8. Since the very beginning of the United States national project, Indigenous children have been taken from their homes and placed in, most often religious, boarding schools. The most infamous of the boarding school advocates, Richard Pratt who founded the first off-reservation boarding school in 1879, is credited with saying “Kill the Indian and save the man,” a rationale that would come to define attempted genocide disguised as assimilation. While most assume these schools closed in the early 20th century, the Bureau of Indian Affairs continues to operate fifty-two federal boarding schools on reservations and there are also eight off-reservation boarding schools still operating with the intention of educating Native students. Source: Smith, Andrea. Conquest: Sexual Violence and American Indian Genocide.

9. While there are not reliable nationwide statistics on rates of the incarceration of Indigenous adults, a recent report on rising Montana prison populations shows that while Native peoples make up seven percent of the population, one in five arrests is of a Native person.

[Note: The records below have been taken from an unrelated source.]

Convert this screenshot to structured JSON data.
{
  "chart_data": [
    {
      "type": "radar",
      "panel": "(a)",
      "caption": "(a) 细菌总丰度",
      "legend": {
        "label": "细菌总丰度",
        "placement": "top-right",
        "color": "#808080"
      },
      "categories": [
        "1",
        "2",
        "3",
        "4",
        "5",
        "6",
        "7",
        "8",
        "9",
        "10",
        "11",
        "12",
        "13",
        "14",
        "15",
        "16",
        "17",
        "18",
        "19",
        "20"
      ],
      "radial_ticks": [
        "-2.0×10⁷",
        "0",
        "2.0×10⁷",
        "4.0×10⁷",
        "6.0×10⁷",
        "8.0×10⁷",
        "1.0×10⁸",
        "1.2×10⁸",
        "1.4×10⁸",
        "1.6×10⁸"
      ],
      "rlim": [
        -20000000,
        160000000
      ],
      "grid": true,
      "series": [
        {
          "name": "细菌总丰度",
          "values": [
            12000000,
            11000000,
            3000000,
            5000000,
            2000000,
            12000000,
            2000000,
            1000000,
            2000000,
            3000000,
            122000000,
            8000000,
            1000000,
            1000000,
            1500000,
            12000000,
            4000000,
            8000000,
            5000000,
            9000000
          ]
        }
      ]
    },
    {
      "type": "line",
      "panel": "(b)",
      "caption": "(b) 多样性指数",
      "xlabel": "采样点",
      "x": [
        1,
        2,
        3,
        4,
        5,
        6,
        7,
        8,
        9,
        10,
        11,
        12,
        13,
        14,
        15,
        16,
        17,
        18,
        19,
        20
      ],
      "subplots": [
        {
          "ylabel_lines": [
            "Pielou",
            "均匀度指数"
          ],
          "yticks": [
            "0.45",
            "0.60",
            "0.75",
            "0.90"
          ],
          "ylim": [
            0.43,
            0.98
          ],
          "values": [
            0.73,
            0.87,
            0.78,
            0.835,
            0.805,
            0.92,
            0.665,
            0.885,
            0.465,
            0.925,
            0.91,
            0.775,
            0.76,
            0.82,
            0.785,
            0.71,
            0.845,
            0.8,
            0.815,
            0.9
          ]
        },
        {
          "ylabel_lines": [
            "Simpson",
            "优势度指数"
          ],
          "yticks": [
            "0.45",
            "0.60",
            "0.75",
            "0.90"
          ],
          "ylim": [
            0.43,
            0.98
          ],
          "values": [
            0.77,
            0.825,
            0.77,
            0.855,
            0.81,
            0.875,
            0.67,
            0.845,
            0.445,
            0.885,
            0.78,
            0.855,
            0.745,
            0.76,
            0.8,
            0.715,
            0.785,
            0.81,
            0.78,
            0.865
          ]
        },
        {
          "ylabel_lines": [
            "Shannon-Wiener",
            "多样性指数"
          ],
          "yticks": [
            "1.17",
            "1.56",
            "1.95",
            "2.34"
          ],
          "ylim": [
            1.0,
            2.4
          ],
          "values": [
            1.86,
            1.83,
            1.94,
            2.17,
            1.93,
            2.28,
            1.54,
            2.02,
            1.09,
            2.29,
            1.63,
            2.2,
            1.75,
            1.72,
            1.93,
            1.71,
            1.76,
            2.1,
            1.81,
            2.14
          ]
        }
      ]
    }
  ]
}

10. The Alcatraz Proclamation was written as a lampooning of the language of a white colonial government with the very serious intent to illuminate for Americans the conditions of life under continuing colonial policies. The mention of free and noble Indians references the prevailing romanticization of Indigenous peoples as noble savages, an image counter-culture types were particularly besotted with at the time of the proclamation’s writing. While the associations with the imagined noble savage of the past and the prominent figure of Native activism during the ’60s to ’70s was decidedly masculine one, women were and continue to be central parts of Indigenous governance and activism. Current movements such as Idle No More, the #NODAPL protests, and movements against the high rates of sexual violence against Native women and gender-variant peoples make a point to highlight the leadership of women, two-spirits and trans people.